Araik Krist real name Arayik Ishkhanyan (born November 3, 1986, Kirovakan, Armenia) - stylist, singer, artist, presenter, blogger, mentor of the Arayik Krist beauty school. Multiple winner of hairdressing competitions, winner of the All-Russian competition "Battle of Salons" on the channel "Friday", an international judge in hairdressing, author and host of the program "100 with Araik Krist"  on the Rostov Papa TV channel.

Biography 

Born in the city of Kirovakan, Republic of Armenia .

Mother - Matsakyan Narine Kolyaevna - born on August 29, 1966, an accountant by profession.

Father - Ishkhanyan Armen Stanikovich - born on December 19, 1964, profession shoemaker.

In 1993, after the divorce of his parents, little Araik moved to Russia with his mother and sister. Subsequently, the whole family moves to Russia.

2004 - 2006 - Army. Federal Service of the Russian Federation in the Republic of Aramenia, border troops.

Career 

2002 - 2004 - worked as a hairdresser in the salon "Belir".
After the army in 2006, he returned to the same salon, where he worked until 2009 .

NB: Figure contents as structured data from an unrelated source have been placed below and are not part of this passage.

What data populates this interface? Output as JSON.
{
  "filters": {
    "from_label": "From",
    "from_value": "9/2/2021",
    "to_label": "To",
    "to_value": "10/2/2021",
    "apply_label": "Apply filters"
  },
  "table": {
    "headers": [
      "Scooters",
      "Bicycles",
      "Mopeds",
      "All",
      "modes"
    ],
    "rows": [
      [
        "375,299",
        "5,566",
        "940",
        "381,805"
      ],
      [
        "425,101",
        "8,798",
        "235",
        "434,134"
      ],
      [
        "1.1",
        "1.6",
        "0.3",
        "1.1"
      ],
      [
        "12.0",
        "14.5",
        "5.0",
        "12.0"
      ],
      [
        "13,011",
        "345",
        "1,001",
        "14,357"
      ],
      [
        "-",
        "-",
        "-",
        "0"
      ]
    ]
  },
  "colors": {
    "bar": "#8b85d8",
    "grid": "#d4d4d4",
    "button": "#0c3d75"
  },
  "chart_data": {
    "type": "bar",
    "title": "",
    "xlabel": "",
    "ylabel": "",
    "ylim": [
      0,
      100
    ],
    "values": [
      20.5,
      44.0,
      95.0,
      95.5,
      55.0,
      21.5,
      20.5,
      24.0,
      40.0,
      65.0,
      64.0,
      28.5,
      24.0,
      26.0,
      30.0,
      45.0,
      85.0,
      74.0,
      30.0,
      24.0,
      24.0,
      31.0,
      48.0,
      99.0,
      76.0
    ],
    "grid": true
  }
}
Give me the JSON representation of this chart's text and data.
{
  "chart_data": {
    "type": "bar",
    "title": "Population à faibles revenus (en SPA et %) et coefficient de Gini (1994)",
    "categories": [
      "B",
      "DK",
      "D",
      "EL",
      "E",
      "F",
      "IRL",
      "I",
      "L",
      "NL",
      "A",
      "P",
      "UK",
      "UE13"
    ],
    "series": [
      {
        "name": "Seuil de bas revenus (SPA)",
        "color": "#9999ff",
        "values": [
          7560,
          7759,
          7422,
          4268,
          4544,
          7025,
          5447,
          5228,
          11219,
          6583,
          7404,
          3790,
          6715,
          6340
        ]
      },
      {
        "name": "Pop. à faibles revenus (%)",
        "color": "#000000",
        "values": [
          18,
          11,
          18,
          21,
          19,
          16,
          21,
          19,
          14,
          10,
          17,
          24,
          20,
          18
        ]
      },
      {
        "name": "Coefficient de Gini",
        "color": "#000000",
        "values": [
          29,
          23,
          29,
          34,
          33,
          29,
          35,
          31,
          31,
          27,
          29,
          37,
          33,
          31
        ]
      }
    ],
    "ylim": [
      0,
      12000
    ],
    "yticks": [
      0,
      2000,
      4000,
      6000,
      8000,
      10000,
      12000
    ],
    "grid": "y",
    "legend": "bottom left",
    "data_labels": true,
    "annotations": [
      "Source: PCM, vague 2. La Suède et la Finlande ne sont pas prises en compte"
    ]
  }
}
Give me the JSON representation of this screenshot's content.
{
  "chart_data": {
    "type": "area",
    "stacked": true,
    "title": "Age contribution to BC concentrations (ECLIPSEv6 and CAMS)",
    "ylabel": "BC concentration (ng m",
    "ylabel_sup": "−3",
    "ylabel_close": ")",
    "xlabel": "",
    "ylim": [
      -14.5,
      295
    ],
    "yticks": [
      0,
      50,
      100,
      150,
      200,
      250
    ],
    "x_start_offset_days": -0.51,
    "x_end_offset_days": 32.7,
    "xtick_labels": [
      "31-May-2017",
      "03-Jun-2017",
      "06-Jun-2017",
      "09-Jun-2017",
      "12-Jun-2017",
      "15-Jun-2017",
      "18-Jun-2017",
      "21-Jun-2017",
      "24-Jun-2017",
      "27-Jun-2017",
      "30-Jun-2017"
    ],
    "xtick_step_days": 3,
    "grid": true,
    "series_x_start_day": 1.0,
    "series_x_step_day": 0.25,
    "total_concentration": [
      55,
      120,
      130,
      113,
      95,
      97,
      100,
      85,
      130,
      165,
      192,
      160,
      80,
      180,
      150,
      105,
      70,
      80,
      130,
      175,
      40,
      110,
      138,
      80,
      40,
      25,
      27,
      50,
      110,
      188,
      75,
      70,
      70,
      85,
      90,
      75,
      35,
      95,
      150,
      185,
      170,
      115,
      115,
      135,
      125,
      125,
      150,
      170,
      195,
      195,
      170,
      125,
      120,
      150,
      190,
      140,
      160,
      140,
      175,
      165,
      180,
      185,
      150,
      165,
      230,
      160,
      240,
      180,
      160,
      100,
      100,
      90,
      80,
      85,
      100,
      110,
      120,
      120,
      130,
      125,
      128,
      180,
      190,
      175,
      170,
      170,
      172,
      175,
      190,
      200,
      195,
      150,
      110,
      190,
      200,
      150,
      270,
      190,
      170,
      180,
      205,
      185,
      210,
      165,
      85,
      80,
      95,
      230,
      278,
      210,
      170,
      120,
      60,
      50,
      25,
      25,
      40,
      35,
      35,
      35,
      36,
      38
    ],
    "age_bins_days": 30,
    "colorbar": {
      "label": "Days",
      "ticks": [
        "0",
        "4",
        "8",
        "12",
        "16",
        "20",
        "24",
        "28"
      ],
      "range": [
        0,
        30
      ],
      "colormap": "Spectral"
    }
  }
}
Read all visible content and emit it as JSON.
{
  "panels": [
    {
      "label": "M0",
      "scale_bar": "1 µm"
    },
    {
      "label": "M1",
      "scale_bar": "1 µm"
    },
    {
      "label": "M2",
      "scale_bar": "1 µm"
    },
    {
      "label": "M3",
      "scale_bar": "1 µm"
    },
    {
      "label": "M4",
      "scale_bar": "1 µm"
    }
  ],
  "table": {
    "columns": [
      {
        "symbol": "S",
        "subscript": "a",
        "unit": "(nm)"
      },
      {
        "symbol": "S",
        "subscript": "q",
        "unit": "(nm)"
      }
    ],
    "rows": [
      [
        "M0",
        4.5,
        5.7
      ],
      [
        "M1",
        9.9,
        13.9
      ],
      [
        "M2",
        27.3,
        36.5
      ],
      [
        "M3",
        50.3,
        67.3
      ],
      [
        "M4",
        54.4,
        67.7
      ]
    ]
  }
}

In 2008, Araik Krist gets to study with the famous Russian stylist Sergey Zverev.

For some time he worked in Moscow in various beauty houses, was invited to work as a stylist in the Fashion House of fashion designer Zaitsev.

In 2011, Araik Krist opens his own salon in the city of Rostov-on-Don, and also begins filming his own program "One hundred percent." In 2018, the network already consists of 4 salons.

Further, Araik Krist participates in various hairdressing competitions, in which he takes first prizes, creates his own label "Araik Krist" and forms his own beauty house "Araik Krist house of beauty".

Actively cooperates with various brands.

In 2015, the beauty house "Araik Krist house of beauty" participates in the show "Battle of salons" with Zhanna Badoeva, in which it takes first place.

In 2018, he opens his own hairdressing school where he issues state diplomas.

Also, Araik Krist is actively filming in various projects on television, participating in various shows, including Evening Urgant and Andrey Malakhov's talk show Let They Talk.

He shoots his own video for the song "This is such a party"
Hits Artist
"This is such a party"
"I'm not like others"
"Bride"
"Dance like Araik" 

Personal life: in 2022, he was married to Nana Krist. Currently, the spouse works together with Arayik
Araik is actively involved in charity work in various areas.